European Central Bank chief Mario Draghi, whose vow to do “whatever it takes” is seen as a turning point in the eurozone’s debt crisis, presided over his last policy meeting Thursday amid unusually strong internal opposition to the latest stimulus package that will be part of his legacy.
The bank’s 25-member governing council made no changes in interest rates or the bank’s bond-purchase stimulus after announcing an array of measures Sept. 12.
The meeting at the bank’s skyscraper headquarters in Frankfurt, Germany was attended by Draghi’s designated successor, former International Monetary Fund head Christine Lagarde, who takes office Nov. 1 after being chosen for the post by eurozone governments.
The defining moment of Draghi’s eight years in office was his statement on July 26, 2012 that the ECB would “do whatever it takes to preserve the euro, and believe me, it will be enough.” That vow, backed up by a promise to buy unlimited amounts of government bonds if needed to lower excessive borrowing costs, has been widely credited with calming financial market pressure on indebted governments such as Italy and thereby rescuing the currency union from disaster.
Yet Thursday’s news conference may focus on more current issues.
In his last days in office, Draghi has faced unprecedented pushback from among the bank’s own officials against the latest stimulus moves announced Sept. 12. The bank cut the rate on overnight deposits from banks to minus 0.5% from minus 0.4%, announced 20 billion euros ($22 billion) per month in bond purchases starting Nov. 1 and lasting indefinitely, and said rates will stay at current lows until things have definitely taken a turn for the better.
The central bank heads from member countries the Netherlands, Germany, and Austria have openly questioned the decision, and a German member of the bank’s top leadership who had opposed the bond stimulus as premature resigned after the meeting without publicly stating a reason.
Draghi himself made it clear that the package would need help from some governments to spend more on things like infrastructure — a call that has not been met with a resounding response from eurozone leaders.
The September measures were “highly controversial” and “whether they will make any difference remains to be seen,” said economist Florian Hense at Berenberg bank. “Draghi will want to make the point that, despite some differences, the Governing Council members agree on many points.”
Public criticism from the council minority can undermine market confidence that the central bank has the resolve to see its efforts through, or to add new ones if circumstances demand. “That some factions within the ECB Governing Council have aired their opposition to the September decisions so forcefully and publicly could weigh on the efficacy of the package,” Hense wrote in a research note.
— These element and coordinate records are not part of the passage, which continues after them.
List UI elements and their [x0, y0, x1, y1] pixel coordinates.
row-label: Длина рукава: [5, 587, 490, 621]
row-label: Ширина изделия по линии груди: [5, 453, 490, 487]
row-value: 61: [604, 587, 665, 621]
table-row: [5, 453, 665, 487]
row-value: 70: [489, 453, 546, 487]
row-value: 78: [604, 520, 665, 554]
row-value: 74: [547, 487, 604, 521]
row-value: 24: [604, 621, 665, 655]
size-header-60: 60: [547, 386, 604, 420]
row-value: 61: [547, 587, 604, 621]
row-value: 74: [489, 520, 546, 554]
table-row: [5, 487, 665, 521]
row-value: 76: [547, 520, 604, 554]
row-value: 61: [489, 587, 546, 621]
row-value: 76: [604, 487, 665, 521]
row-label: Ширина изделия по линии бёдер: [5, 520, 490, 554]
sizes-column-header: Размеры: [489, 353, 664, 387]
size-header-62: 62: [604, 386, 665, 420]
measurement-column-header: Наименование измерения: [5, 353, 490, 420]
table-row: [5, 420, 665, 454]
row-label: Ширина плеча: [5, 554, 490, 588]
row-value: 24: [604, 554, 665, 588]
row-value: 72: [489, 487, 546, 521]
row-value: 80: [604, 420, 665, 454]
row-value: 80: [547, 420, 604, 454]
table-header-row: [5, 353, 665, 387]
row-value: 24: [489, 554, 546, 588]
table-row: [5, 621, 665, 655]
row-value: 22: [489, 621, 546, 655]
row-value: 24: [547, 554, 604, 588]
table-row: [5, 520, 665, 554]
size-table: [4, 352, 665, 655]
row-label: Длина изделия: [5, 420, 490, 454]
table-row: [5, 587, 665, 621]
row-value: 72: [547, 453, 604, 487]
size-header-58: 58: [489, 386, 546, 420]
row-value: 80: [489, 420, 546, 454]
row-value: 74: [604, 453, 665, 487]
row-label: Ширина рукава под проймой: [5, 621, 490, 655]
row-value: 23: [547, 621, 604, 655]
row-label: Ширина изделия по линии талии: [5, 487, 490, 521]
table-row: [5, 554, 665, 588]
The eurozone economy is slowing amid uncertainty over the U.S.-China trade dispute and the terms of Britain’s eventual departure from the European Union. Despite massive stimulus over the past several years, inflation of 0.8% annually remains stubbornly below the bank’s target of just under 2% considered best for the economy.
The written account of the Sept. 12 meeting released earlier indicated that all members agreed that some form of stimulus was needed. But a minority opposed the bond purchases, which are a way of using the central bank’s power to print money and push it into the financial system. The purchases lower long-term market interest rates to make credit more affordable for businesses.
Opponents say such purchases should be held back for a more serious crisis, and that they wind up supporting financially weaker governments through cheaper borrowing costs, thereby lowering incentives to make politically difficult choices to close deficits and strengthen growth.
There is also the question of how much more good they will do when interest rates are already very low. Large parts of the eurozone government bond market trade at negative interest yields, meaning governments get paid to borrow. The ECB already pumped 2.6 trillion euros ($2.9 trillion) into the economy in an earlier bond-purchase program that ended at the close of last year.
Draghi has credited the bank’s stimulus measures with creating some 11 million new jobs since the peak of eurozone unemployment in 2013. Lagarde has seconded his call for governments that can afford it to spend more and focus less on reducing deficits.
Germany’s government may have taken a step toward easing divisions on the governing council for Lagarde by nominating a more stimulus-friendly economist to replace Sabine Lautenschlaeger, the stimulus opponent who resigned. Isabel Schnabel, a professor at the University of Bonn and a member of a council of experts who advise the government, is being put forward as Lautenschlaeger’s replacement.
Although there is no requirement that eurozone leaders endorse the nomination, Germany as the eurozone’s largest member customarily lays claim to one seat on the six-member executive board that runs the bank day to day from its headquarters in Frankfurt.